On June 8, the National Bureau of Economic Research announced that the U.S. had officially entered a recession in February 2020. Yet, despite the statement, some economists argue that the “real” recession has yet to come.
The current U.S. economic situation doesn’t look too bad. With the exception of the unemployment rate, many core economic indicators have since started to recover from the arrival of COVID-19; housing and retail sales have shot up, and the stock market has almost returned to its pre-COVID-19 state. As a result, Steve Blitz, chief U.S. economist at TS Lombard, believes that the U.S. is not currently in a recession. However, he argues that the U.S. will enter a real recession “when the long-term repercussions of the current situation are felt.”
The repercussions that Blitz warns of refers to the fundamental changes that will ensue in the wake of the pandemic.
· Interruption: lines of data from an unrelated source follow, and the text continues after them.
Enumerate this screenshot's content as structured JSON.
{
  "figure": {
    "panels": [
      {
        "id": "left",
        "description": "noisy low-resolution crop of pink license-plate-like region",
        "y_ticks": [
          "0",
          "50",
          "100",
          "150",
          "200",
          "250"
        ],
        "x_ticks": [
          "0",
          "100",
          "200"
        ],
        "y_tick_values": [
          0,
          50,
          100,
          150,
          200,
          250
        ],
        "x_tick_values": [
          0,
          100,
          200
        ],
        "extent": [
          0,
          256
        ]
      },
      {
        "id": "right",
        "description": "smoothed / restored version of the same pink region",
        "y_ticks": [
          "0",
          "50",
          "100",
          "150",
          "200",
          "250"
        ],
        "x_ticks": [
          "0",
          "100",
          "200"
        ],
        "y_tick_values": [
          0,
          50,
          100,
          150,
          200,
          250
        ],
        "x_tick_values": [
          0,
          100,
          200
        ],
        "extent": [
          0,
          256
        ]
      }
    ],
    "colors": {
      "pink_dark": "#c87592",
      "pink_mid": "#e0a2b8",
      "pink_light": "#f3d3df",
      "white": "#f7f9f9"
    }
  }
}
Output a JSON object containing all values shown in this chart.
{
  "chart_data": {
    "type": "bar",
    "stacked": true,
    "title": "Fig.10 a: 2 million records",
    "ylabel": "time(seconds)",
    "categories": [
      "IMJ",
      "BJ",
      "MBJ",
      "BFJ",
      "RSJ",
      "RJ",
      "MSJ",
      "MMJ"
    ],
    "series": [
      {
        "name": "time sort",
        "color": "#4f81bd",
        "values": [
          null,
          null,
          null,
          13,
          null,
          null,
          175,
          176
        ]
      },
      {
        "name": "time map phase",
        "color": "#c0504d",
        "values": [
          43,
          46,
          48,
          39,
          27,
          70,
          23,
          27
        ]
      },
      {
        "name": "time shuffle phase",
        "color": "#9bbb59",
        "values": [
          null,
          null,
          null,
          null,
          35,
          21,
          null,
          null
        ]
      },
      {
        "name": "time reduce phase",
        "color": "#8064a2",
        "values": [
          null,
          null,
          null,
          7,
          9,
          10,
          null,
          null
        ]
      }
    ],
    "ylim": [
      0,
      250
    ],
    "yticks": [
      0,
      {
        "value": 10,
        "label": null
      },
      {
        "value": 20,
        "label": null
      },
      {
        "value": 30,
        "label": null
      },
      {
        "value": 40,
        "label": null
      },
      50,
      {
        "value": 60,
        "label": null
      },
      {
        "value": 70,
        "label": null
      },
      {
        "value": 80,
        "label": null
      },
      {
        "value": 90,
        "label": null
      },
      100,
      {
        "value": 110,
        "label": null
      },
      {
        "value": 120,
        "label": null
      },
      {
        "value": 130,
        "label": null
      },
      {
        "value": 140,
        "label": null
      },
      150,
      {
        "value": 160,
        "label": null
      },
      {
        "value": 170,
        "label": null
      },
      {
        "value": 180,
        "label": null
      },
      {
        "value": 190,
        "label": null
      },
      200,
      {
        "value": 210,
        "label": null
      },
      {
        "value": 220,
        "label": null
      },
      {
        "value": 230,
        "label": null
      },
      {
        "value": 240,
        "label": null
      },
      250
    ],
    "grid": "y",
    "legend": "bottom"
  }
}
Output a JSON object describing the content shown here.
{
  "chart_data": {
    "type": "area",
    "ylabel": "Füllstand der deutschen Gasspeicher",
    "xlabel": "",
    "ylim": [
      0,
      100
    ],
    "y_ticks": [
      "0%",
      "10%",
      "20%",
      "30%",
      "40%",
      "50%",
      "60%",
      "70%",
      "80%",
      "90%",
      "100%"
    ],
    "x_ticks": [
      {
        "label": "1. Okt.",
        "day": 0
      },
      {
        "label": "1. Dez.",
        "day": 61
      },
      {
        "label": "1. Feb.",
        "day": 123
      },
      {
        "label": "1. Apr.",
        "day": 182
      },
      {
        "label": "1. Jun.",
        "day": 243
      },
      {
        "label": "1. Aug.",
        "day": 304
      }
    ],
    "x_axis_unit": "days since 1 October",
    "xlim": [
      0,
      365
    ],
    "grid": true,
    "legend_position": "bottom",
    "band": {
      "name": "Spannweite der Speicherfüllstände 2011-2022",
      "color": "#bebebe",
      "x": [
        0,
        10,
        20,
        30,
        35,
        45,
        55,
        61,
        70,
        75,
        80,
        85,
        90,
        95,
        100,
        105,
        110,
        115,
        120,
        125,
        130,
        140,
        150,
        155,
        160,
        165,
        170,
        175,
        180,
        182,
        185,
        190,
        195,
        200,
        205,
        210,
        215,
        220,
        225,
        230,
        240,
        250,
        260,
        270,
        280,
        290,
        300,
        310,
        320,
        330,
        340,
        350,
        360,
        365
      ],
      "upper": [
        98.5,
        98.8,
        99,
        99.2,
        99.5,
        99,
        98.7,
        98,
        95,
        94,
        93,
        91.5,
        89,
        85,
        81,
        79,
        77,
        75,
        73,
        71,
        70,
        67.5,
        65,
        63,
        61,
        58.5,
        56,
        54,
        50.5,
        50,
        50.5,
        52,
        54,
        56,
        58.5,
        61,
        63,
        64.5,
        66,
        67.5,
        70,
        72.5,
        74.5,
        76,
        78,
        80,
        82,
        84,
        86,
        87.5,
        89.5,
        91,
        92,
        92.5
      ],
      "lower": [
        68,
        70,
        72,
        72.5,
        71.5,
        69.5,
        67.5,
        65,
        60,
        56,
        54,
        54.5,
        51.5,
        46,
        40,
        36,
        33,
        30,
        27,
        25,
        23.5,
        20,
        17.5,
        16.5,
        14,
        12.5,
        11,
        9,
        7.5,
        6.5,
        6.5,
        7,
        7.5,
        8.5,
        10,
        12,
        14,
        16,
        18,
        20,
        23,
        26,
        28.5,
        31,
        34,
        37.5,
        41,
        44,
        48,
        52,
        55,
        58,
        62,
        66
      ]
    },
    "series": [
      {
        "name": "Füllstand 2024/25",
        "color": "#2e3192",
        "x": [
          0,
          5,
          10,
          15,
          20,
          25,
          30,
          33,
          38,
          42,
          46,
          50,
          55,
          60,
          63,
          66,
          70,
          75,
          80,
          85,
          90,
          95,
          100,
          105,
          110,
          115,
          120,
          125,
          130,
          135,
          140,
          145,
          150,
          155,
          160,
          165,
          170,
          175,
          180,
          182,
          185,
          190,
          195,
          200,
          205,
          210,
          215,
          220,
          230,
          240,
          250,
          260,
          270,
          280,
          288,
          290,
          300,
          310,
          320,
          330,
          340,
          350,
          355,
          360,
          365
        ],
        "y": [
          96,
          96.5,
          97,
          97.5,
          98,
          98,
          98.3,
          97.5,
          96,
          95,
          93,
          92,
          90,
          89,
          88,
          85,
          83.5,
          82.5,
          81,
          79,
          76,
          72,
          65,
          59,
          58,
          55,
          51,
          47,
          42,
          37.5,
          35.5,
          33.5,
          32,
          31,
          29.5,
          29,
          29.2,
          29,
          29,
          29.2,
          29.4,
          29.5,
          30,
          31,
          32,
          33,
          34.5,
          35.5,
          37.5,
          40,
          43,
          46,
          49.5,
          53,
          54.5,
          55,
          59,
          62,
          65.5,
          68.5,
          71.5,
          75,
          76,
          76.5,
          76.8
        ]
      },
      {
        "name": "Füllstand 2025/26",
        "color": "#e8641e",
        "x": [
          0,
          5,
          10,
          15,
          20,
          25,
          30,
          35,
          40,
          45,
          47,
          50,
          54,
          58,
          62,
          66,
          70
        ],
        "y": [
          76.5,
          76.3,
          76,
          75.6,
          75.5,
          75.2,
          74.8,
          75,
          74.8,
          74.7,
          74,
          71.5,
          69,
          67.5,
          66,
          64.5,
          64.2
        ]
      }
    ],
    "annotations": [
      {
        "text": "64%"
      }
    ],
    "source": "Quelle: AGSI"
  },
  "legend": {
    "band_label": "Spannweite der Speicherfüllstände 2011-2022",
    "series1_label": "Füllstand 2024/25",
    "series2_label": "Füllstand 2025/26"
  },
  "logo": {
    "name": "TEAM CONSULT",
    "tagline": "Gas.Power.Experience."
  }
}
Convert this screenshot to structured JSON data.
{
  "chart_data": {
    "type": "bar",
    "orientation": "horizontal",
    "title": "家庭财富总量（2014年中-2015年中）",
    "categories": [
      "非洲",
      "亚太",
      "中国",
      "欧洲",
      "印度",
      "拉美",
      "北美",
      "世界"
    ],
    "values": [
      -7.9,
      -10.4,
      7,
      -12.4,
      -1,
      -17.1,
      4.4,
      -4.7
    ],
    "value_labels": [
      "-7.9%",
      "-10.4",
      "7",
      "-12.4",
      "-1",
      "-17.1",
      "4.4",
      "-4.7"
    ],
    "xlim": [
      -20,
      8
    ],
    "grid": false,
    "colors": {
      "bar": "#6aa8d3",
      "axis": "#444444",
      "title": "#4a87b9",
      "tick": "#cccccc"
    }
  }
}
With COVID-19 still prominent in major cities such as New York, Chicago, and Los Angeles, many people have moved to safer grounds. Thus, these cities that depend on the endless activity of their people will suffer immensely from the shift in consumer demand. Additionally, the service sector is predicted to take years to repair. Recent data from Yelp estimates that 60 percent of restaurants and bars will not open post-pandemic, with many other businesses predicted to experience significant structural changes.
Moreover, Blitz states that these fundamental changes will consequently affect the finance, employment, and wages of all Americans. Even scarier, these changes will be permanent and alter the U.S. economy forever.